Events are always a problem for a Cells-driven model, which being
declarative is more of a steady-state paradigm: each cell rule is
authored in the midset of "if the rest of the world is such and such,
then I am so-and-so".
What I have been seleing as a general solution to the event problem is:
(c? (case (^event)
(this (derive-this self))
(otherwise .cache)))
..where .cache is my current value. ie, as far as this rule is
concerned, any event other than 'this means nothing to me and I wish I
did not even have to worry about it.
The problem I ran into is that my derive-this returned some other model
instance, and as other events ignored by this rule transpired, that
model instance ceased to be. So the slot in question now held a dead
instance and returned it when the slot got queried. This happened in
turn because models are cells-mediated and normally when the instance
ceased to be some dependency would have kicked off the above rule and it
would have returned nil or some new instance, but...
...when some event other than 'this came through, the rule ran and the
cell ended up dependent only on the event cell. Rules depend only on the
things they touched in their last invocation, and when some other event
comes through the only cell touched is the event cell. uh-oh.
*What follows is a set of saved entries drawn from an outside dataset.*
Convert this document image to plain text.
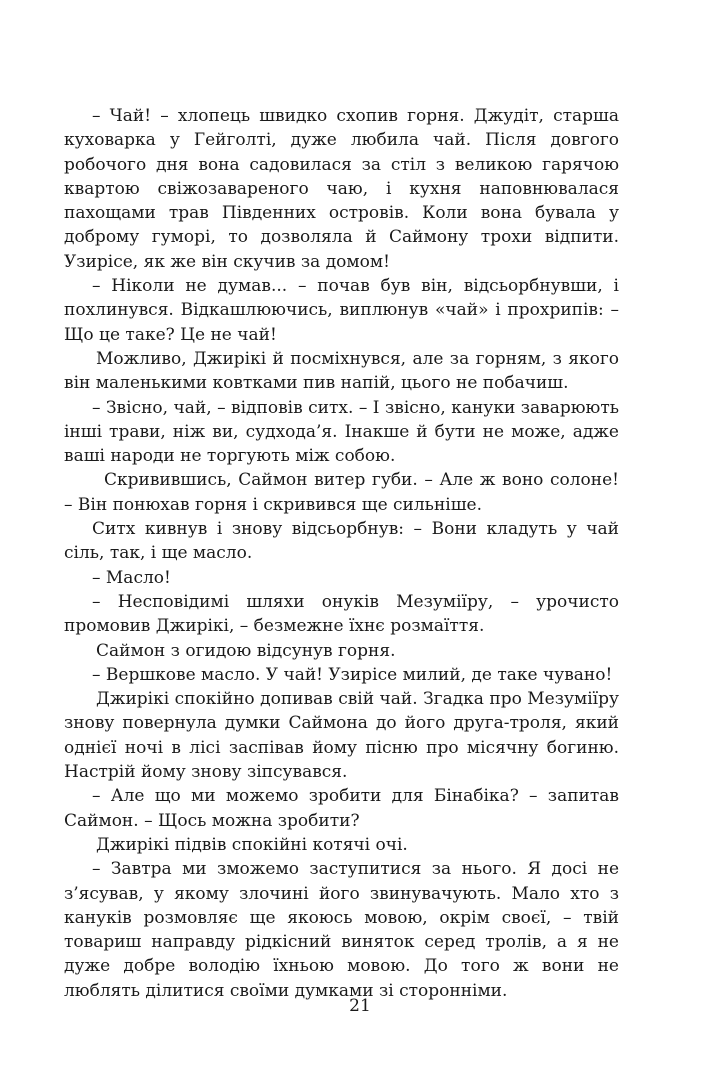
– Чай! – хлопець швидко схопив горня. Джудіт, старша куховарка у Гейголті, дуже любила чай. Після довгого робочого дня вона садовилася за стіл з великою гарячою квартою свіжозавареного чаю, і кухня наповнювалася пахощами трав Південних островів. Коли вона бувала у доброму гуморі, то дозволяла й Саймону трохи відпити. Узирісе, як же він скучив за домом!

– Ніколи не думав... – почав був він, відсьорбнувши, і похлинувся. Відкашлюючись, виплюнув «чай» і прохрипів: – Що це таке? Це не чай!

Можливо, Джирікі й посміхнувся, але за горням, з якого він маленькими ковтками пив напій, цього не побачиш.

– Звісно, чай, – відповів ситх. – І звісно, кануки заварюють інші трави, ніж ви, судхода’я. Інакше й бути не може, адже ваші народи не торгують між собою.

Скривившись, Саймон витер губи. – Але ж воно солоне! – Він понюхав горня і скривився ще сильніше.

Ситх кивнув і знову відсьорбнув: – Вони кладуть у чай сіль, так, і ще масло.

– Масло!

– Несповідимі шляхи онуків Мезуміїру, – урочисто промовив Джирікі, – безмежне їхнє розмаїття.

Саймон з огидою відсунув горня.

– Вершкове масло. У чай! Узирісе милий, де таке чувано!

Джирікі спокійно допивав свій чай. Згадка про Мезуміїру знову повернула думки Саймона до його друга-троля, який однієї ночі в лісі заспівав йому пісню про місячну богиню. Настрій йому знову зіпсувався.

– Але що ми можемо зробити для Бінабіка? – запитав Саймон. – Щось можна зробити?

Джирікі підвів спокійні котячі очі.

– Завтра ми зможемо заступитися за нього. Я досі не з’ясував, у якому злочині його звинувачують. Мало хто з кануків розмовляє ще якоюсь мовою, окрім своєї, – твій товариш направду рідкісний виняток серед тролів, а я не дуже добре володію їхньою мовою. До того ж вони не люблять ділитися своїми думками зі сторонніми.

21
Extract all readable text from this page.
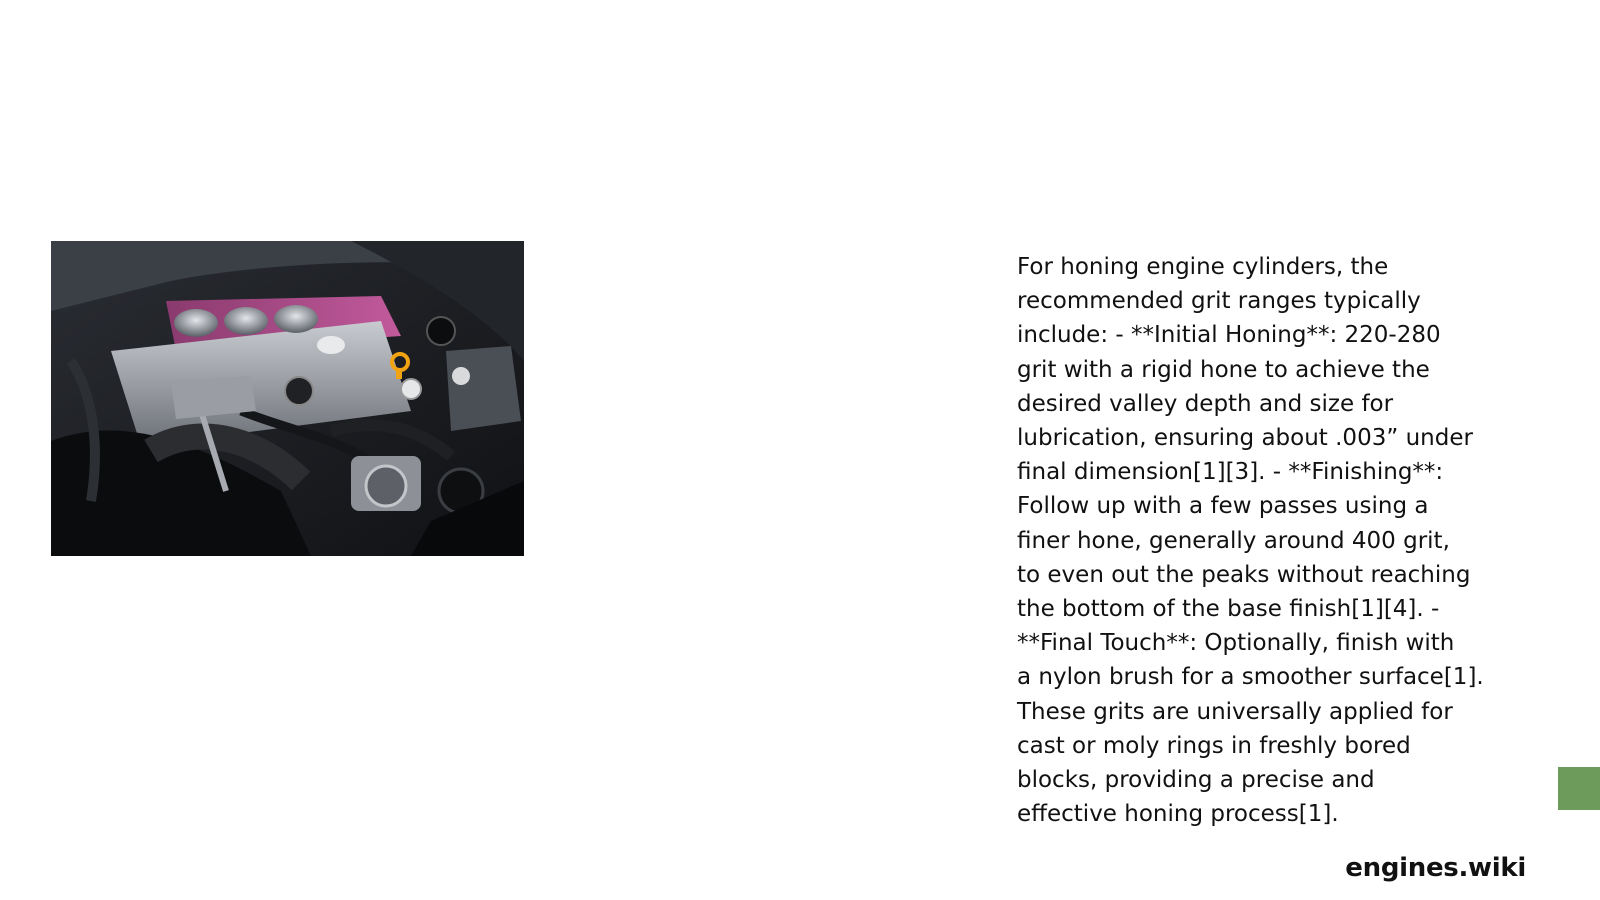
For honing engine cylinders, the
recommended grit ranges typically
include: - **Initial Honing**: 220-280
grit with a rigid hone to achieve the
desired valley depth and size for
lubrication, ensuring about .003” under
final dimension[1][3]. - **Finishing**:
Follow up with a few passes using a
finer hone, generally around 400 grit,
to even out the peaks without reaching
the bottom of the base finish[1][4]. -
**Final Touch**: Optionally, finish with
a nylon brush for a smoother surface[1].
These grits are universally applied for
cast or moly rings in freshly bored
blocks, providing a precise and
effective honing process[1].

engines.wiki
What is needed is a cells-aware way of saying I /really/ do not want to
know about other events, and that is the kind of thing I use synapses
for. A synapse is like an flet or labels function, a cell internal to a
rule. I have not bundled up the new synapse to look all clever so a lot
of wiring shows but in the end it will just be something like:
(c? (case (f-find (^event) '(this that))
(this ...)
(that ...)))
...and the rule will fire only when the event is thos or that, meaning
any/all dependencies established during the processing of this or that
will stay around until another event this or that occurs.